Sharing some (not) fun we had the other day at Klout with the leap

Sharing some (not) fun we had the other day at Klout with the leap second
http://engineering.klout.com/2015/07/leap-second-induced-downtime-post-mortem

Thanks for posting this. I see (unrelated) reports of high CPU usage in various applications - possibly the afflicted parties are still running old kernels, as this looks similar to the 2012 issue. See

If you knew that this is coming, and knew that you had problems in the past, why didn’t you take a preventive approach this time? Smearing the change seemed to have worked well for Google on the past.

Two observations on smearing: several financial exchanges implemented their own chosen methods of smearing, with the result that they were mutually adrift by variable amounts in the hours before and after; google has publicly visible timeservers which provide google time, which is indeed smeared across leaps, but it’s not clear whether and how these servers should be used by the public.

I have a very small team, our capacity to plan and take preventative measures is correspondingly small. Given the inconsistent failure modes in the prior leap second events, “unknown unknowns” and competing priorities it was difficult to give this advance attention it was owed. However, I plan to take the damage done here into the conversation in advance of the next leap second, smearing will be one of the topics.
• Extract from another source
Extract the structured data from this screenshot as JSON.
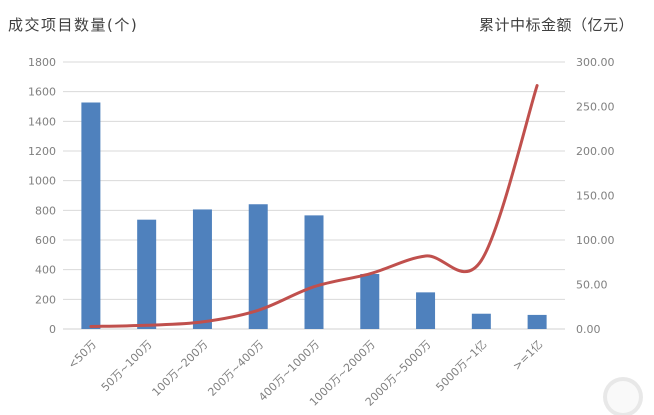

Hopefully this be our last “damn, that hurt” post mortem that’s leap second related.

@EdS , well, you’d roll your own.

@Ian_Kallen I’m working in IT operations, and I hate when people end up feeding The Machine their own blood. The aim of postmortems is to do better next time. If only to avoid people burning out by repeated stress.

@EdS ​ See http://developerblog.redhat.com/2015/06/01/five-different-ways-handle-leap-seconds-ntp/ for how to do smearing without relying on an external entity.

Oh wow @Michael_Stapelberg reading the linked ntpd discussion at http://bugs.ntp.org/show_bug.cgi?id=2745 gives such a sinking feeling. See comment 23. It kind of looks like they had 3 months of debate then made a change the day before the leap second.
I like Google’s slew, but they haven’t fully specified what they do. I’d want as many systems as possible to use the same tactics - not some homegrown approximation of each other. There could be a http://slew.pool.ntp.org for example.
With leap seconds in play, and a time representation that excludes them, either time must be non-monotonic, or it must be up to half a second adrift and run at a false rate. A rock and a hard place.

I think we’d be better off with fewer events like this. For example, aggregate 10 leap-seconds into one 10-second leap.

There doesn’t seem to be a good reason to keep the nominal clocks within one second of the “ideal” and each clock adjustment event like this costs us a lot collectively.

Part of me wants to agree. But the less often we encounter a leap, the less experience we have and the more likely to neglect to handle it - see for example the year 2000 leap year, which was a one in 400-year event. Also a bigger jump might well affect more systems and more severely.

My rationale is that we cannot dedicate enough resources, be vigilant enough if this happens frequently, so it’s all wishy-washy, “hopefully I will not be impacted” (even if I’m aware leap second is upcoming). By making it less frequent we can handle it more robustly – currently it’s not frequent enough for all the kinks to be ironed out for it to be a non-event and not rare enough, so one cannot afford to take some time to prepare to each event either. I’m not insisting this is right, but it seems like a reasonable solution.

I could maybe be happy with a solution which says we wait until the difference is 15 mins. After all, the only thing we’re preserving with leap seconds is some approximation to local noon, and that’s almost always adrift because timezones are at least an hour wide.
The leaps would then be so rare that it’s akin to saying we just don’t need them.
In fact why not: by the time local noon has drifted by an hour, people will be used to the idea that it’s drifted.